On reading about mortgage life assurance he recomends

MSE said:
While some may be worried that ‘cheaper isn't better' actually, with term assurance, there's no investment element as the payout is fixed; and there's no argument over whether someone is dead so this is a truly simple policy. In fact, in most cases, (and do forgive the virtual shouting for necessary emphasis)...

"It's simply a case of the cheaper the better!"

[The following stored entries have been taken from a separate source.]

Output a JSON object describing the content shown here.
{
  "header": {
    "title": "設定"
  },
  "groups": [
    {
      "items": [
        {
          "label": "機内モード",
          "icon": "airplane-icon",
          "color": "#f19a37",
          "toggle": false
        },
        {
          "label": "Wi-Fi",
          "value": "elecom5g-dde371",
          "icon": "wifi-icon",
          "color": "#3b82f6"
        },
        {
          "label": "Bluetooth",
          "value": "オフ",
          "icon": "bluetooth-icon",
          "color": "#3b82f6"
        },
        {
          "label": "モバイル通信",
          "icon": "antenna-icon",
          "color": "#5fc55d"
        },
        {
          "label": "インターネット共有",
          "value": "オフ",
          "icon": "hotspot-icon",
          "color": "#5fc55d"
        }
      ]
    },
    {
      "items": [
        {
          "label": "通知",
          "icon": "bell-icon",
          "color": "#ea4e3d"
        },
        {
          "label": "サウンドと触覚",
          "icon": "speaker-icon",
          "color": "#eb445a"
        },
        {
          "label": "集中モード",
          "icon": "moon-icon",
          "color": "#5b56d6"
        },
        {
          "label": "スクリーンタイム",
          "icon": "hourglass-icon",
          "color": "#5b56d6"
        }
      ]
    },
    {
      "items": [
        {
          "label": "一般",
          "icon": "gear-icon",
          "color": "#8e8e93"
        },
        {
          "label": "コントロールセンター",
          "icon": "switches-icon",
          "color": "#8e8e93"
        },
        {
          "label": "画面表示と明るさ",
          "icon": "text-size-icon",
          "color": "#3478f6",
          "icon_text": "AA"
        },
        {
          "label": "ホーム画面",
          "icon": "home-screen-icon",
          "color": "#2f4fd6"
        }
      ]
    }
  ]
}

The main things to make sure of are that the company is reputable, and as usual, the premiums (monthly payments) are fixed and not reviewable.

Does this logic apply to critical illness policies too?

I'm not a big fan of critical illness policies. Many believe they will "pay out if you get a serious illness and can't work". Yet that isn't true, critical illness policies pay out a lump sum if you get a specific critical illness as defined by the terms of the policy, which can often be changed; for example losing one leg isn't critical, but two legs is! So don't think "I'm covered for cancer"; most policies only cover a limited range of cancers.

Picking a good critical illness policy would take a doctor and financial nerd combined; so I suggest you're better off getting the mortgage term cover and an income protection policy - which does just that - protect your income from a range of eventualities.
So from this I am ditching the critcal illness and just going for a stright mortgage term cover and income protection.

Currently paying £114 for decreasing mortgage term and critical illness.

But can get via http://www.cavendishonline.co.uk/life_assurance/get_a_quote.php

Mortgage cover decreasing for £14 per month and income protection for me £23 per month and for the other half £20 per month.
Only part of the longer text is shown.